Advanced English Dialogue for Business – Glass steagall act

Listen to a Business English Dialogue About Glass steagall act

Caroline: Hey Howard, have you ever heard of the Glass-Steagall Act in business and finance?

Howard: Yes, Caroline. The Glass-Steagall Act was a law passed in 1933 that separated commercial banking activities from investment banking activities.

Caroline: Right, it aimed to prevent conflicts of interest and protect against risky practices that contributed to the Great Depression.

Howard: Exactly, it prohibited banks from engaging in activities like securities trading and underwriting.

Caroline: It’s interesting how the Glass-Steagall Act was repealed in 1999 with the Gramm-Leach-Bliley Act.

Howard: Yes, the repeal allowed for the consolidation of the banking industry and paved the way for the rise of financial conglomerates.

Caroline: And some argue that the repeal contributed to the 2008 financial crisis by allowing banks to take on excessive risk.

Howard: Right, critics argue that the repeal led to a lack of oversight and increased systemic risk in the financial system.

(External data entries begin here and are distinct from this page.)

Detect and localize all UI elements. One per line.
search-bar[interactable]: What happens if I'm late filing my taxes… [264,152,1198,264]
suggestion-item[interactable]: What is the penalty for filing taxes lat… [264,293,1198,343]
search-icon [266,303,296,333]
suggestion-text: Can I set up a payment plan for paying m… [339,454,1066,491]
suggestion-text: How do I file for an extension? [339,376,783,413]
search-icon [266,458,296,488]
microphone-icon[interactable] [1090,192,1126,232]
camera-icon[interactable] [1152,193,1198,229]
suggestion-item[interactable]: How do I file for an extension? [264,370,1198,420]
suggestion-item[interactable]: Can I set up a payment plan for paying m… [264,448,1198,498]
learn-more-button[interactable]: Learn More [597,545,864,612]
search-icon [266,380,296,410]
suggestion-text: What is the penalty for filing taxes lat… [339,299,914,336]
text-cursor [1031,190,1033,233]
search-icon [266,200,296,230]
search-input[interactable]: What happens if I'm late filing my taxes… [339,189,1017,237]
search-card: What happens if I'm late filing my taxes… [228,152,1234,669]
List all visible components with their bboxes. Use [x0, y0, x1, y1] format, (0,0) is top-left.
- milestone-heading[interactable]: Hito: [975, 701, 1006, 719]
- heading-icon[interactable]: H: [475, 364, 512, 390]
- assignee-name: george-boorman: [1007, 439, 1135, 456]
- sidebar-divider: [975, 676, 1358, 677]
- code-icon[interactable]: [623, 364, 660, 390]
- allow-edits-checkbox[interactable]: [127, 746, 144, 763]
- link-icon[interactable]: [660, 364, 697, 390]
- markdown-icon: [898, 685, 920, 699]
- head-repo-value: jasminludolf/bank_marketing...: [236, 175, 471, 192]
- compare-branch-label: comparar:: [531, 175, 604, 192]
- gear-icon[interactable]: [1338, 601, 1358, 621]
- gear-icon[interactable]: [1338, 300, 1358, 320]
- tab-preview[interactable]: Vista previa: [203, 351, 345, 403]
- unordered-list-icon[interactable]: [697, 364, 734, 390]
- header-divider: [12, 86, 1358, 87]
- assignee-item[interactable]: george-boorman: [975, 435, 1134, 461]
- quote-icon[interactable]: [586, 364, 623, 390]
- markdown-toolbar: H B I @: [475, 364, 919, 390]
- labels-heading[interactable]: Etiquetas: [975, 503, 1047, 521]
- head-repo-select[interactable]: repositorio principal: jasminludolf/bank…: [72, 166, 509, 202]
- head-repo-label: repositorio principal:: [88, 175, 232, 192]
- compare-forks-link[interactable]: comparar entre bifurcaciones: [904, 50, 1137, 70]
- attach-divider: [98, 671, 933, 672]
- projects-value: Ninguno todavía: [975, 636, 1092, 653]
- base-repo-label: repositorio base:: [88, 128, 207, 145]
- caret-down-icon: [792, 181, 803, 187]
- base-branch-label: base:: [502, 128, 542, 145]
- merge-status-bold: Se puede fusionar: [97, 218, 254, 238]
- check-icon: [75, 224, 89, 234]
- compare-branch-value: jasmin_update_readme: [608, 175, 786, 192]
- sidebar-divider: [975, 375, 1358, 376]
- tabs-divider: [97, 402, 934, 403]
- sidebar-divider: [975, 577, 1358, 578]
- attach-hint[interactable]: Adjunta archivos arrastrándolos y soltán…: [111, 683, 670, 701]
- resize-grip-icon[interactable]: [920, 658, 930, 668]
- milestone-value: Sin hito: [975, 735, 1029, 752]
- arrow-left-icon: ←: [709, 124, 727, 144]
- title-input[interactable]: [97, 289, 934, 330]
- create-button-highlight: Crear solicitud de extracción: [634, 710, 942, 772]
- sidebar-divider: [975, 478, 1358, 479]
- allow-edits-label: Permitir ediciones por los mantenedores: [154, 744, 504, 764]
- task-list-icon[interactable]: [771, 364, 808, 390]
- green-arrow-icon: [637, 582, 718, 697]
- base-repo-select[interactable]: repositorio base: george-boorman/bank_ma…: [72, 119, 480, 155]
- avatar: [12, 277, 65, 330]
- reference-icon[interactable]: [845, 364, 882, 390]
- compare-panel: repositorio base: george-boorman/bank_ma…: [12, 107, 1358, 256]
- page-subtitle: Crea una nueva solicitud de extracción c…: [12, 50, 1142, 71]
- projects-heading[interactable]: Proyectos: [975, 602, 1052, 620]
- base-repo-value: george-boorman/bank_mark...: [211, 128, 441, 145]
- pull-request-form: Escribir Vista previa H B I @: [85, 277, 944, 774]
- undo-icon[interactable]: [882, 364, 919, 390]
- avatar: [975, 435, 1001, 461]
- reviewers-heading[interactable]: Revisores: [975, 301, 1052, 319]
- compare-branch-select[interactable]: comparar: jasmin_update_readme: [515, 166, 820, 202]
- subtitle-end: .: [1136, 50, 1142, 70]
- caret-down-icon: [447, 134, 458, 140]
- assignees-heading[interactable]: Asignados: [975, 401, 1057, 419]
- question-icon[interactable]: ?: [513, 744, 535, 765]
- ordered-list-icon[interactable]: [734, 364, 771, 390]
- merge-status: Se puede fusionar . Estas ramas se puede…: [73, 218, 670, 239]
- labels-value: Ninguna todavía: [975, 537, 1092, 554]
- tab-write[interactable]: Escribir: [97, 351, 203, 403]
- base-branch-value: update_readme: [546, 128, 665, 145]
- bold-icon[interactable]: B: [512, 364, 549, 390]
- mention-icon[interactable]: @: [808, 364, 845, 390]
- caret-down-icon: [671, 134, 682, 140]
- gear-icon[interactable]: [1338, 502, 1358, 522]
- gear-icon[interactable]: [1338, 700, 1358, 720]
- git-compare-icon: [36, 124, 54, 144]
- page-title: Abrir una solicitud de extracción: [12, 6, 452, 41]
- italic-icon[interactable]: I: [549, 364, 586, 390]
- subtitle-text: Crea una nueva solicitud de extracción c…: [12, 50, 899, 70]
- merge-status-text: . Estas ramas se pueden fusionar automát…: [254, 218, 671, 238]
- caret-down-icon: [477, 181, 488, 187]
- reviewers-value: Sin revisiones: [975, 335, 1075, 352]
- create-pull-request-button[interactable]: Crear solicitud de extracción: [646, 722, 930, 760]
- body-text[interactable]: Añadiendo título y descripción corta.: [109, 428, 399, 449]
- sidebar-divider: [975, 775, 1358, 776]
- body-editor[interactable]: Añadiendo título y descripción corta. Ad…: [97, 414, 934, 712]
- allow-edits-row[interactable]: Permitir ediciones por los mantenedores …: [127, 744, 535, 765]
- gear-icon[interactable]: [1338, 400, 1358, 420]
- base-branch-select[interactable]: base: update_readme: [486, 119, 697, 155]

Caroline: It’s important to consider the impact of regulatory changes on the stability and integrity of the financial system.

Howard: Absolutely, regulatory frameworks play a crucial role in safeguarding against financial instability and protecting consumers.

Caroline: And discussions about reinstating certain provisions of the Glass-Steagall Act continue to be debated today.

Howard: Yes, policymakers are considering ways to address the lessons learned from past financial crises and strengthen financial regulations.